Review, Regulate, or Reform? What Works to Control Workers’ Compensation Medical Costs


September 1, 1994 Related Topics: Medical Costs, System Overview

In March 1994 WCRI brought together twenty experts on health care issues to examine the evidence about what actually works to contain costs and preserve quality. One intent was to bring to the workers’ compensation arena lessons learned by researchers from other parts of the health care financing system. The conference speakers—all experts in their fields—included health services researchers from outside the workers’ compensation community as well as prominent researchers and policymakers in workers’ compensation; they included economists, medical doctors, professors, government and labor leaders, and insurance and business executives. Because of the extraordinary response to the conference material, WCRI commissioned the presenters to prepare papers for a book that could reach a wider audience. The papers in this book provide some of the best and most up-to-date critical thinking on the key issues of medical cost containment in workers’ compensation. All the papers deal in some way with evidence from research or experience about what works to control costs and to achieve quality goals. All the papers have a practical and empirical orientation.

Among the cost containment initiatives and issues examined in the book:

  • Managed care
  • Capitated delivery systems (HMOs, for example)
  • Provider networks
  • Practice guidelines
  • Provider profiling
  • Incentives for providers and patients
  • Utilization management
  • Quality assurance methods
  • Cost sharing
  • Fee schedules

The goals of the workers’ compensation medical care system are similar to those of the medical care system as a whole: access to needed care, reasonable costs, and high-quality care. The added dimension is that medical treatment should be provided in a way that promotes early return to work. The workers’ compensation system faces certain critical choices, amplified in these studies, which will determine what the system will look like down the road:

  • Federal or state control
  • Tight or loose controls
  • Competition or regulation
  • Administrative integration with group health or workers’ compensation indemnity benefits

Four common themes emerge: incentives matter; opportunities for cost savings are substantial and diverse; quality and cost containment need not compete—they can go hand in hand; and risks are associated with untested structural reform.

Despite their diverse points of view, sources of information, and methods described, the papers in this book are all consistent in pointing toward opportunities for substantial cost savings and improved quality in workers’ compensation medical care. They suggest the need for a cooperative effort among researchers, policymakers, providers, workers’ advocates, employers, insurers, and practitioners to find the best ways to control costs while improving the quality of and maintaining access to care.
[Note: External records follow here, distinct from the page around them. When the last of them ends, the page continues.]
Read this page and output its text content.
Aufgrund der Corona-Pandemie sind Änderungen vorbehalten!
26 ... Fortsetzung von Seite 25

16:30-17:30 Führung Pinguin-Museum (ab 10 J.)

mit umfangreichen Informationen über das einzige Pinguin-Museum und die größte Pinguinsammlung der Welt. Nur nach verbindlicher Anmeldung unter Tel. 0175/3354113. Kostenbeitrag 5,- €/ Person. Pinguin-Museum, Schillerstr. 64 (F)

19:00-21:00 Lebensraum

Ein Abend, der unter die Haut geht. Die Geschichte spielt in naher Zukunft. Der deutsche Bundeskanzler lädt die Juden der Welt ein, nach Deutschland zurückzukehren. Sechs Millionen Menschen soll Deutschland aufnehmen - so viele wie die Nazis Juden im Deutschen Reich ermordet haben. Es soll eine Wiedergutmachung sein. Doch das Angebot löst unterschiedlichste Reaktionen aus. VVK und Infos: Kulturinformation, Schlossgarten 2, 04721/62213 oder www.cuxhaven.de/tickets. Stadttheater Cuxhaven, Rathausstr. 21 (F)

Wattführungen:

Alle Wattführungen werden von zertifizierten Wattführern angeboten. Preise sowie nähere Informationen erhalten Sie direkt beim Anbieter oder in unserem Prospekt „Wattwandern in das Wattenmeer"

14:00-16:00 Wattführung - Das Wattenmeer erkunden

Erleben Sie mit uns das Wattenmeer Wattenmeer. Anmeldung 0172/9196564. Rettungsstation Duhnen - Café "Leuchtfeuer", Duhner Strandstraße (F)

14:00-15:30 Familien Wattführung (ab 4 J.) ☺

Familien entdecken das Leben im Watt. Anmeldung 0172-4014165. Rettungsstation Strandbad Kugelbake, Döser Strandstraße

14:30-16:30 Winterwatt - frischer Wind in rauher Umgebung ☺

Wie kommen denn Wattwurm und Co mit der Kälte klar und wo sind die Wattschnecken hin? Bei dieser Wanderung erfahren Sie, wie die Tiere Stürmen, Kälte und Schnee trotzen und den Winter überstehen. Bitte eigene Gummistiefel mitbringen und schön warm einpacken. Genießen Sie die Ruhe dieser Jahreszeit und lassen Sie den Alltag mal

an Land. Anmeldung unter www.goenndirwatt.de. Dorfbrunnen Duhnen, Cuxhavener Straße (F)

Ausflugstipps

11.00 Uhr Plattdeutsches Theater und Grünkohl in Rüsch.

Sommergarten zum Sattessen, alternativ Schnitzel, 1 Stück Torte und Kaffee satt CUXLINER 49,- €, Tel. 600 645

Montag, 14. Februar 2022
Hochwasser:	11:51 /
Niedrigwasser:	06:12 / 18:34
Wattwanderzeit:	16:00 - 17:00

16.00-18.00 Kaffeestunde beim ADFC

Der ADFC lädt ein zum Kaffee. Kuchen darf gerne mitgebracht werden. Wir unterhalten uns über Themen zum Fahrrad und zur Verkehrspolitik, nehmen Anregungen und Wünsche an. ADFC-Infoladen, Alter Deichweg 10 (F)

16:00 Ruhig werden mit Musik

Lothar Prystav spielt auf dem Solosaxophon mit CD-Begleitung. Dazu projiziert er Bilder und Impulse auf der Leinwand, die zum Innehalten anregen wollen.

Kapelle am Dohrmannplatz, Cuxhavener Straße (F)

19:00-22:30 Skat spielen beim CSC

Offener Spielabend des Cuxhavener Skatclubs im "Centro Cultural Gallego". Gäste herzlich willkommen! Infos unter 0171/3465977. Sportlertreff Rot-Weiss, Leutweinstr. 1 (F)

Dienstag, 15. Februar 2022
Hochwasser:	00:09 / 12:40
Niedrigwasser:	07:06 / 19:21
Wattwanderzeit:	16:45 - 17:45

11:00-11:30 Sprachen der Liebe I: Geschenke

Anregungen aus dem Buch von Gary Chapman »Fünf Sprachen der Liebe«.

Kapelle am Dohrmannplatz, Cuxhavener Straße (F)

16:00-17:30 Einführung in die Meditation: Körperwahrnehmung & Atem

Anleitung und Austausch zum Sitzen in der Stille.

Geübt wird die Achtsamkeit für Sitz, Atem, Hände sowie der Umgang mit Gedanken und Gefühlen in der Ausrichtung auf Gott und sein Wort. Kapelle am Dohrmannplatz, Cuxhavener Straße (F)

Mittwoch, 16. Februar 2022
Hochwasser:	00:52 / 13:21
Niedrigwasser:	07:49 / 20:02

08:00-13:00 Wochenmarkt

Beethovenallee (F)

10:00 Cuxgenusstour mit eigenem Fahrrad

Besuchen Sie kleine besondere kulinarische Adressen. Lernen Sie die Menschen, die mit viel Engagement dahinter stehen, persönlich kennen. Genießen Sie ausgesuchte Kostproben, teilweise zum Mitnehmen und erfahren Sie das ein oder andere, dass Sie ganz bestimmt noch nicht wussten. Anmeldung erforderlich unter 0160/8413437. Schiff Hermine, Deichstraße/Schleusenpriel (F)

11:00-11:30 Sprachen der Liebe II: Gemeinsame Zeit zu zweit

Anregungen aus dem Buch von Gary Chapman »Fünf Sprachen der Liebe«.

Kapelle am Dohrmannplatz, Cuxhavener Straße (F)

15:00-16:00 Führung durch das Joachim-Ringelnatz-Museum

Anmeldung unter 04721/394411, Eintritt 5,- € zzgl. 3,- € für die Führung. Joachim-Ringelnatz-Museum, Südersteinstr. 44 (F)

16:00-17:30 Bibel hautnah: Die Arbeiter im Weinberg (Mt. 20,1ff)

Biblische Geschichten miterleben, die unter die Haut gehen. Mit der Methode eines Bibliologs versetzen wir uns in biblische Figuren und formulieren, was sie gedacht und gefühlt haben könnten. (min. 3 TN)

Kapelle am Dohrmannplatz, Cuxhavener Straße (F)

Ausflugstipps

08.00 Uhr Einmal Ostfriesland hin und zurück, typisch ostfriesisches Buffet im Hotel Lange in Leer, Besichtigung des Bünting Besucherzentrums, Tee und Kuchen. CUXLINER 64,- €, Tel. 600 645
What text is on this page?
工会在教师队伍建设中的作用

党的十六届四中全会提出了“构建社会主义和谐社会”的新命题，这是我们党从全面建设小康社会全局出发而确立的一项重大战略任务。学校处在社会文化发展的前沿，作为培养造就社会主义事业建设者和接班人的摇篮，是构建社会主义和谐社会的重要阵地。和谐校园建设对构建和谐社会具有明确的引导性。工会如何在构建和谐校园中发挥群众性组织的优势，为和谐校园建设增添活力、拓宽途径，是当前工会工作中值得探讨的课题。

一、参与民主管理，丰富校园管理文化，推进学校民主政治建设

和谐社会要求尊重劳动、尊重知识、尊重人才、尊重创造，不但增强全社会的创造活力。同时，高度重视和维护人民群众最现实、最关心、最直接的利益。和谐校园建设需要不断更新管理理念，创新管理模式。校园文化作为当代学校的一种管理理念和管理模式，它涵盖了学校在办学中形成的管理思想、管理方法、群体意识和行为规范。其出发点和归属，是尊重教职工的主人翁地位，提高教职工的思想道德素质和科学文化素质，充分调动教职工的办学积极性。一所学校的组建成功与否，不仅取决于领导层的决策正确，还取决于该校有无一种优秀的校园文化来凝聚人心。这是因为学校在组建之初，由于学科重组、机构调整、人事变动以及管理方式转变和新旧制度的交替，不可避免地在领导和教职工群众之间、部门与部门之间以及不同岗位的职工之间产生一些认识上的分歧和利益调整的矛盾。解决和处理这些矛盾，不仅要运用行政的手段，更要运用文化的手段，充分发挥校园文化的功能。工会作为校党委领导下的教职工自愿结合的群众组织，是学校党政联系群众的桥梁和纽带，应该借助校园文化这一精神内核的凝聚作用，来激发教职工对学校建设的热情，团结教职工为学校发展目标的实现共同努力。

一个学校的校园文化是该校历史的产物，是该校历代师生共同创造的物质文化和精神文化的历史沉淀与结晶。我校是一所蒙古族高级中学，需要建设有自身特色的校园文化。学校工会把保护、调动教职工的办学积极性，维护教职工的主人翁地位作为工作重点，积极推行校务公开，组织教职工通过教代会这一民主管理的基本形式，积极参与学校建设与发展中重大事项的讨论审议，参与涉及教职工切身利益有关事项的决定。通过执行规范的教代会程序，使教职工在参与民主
Finding the answers and translating them into practice will take research with a greater on-line focus. Medical providers need research that will help them measure and provide timely feedback on the effectiveness and quality of the care they provide. Insurers need research that will help them measure the cost and effects of case management and other managed-care interventions for the management decisions they must make. Finally, policymakers need research that will help them measure the effects of state programs ranging from existing price regulation to programs that foster beneficial forms of competition in medical and insurance markets. In all these areas, measuring outcomes and learning from experience are key. Research with this on-line orientation almost certainly will not sit on the shelf. It will be used to shape future policy and practice.

Review, Regulate, or Reform? What Works to Control Workers’ Compensation Medical Costs. Dr. Thomas W. Grannemann, Editor. September 1994. WC–94–5.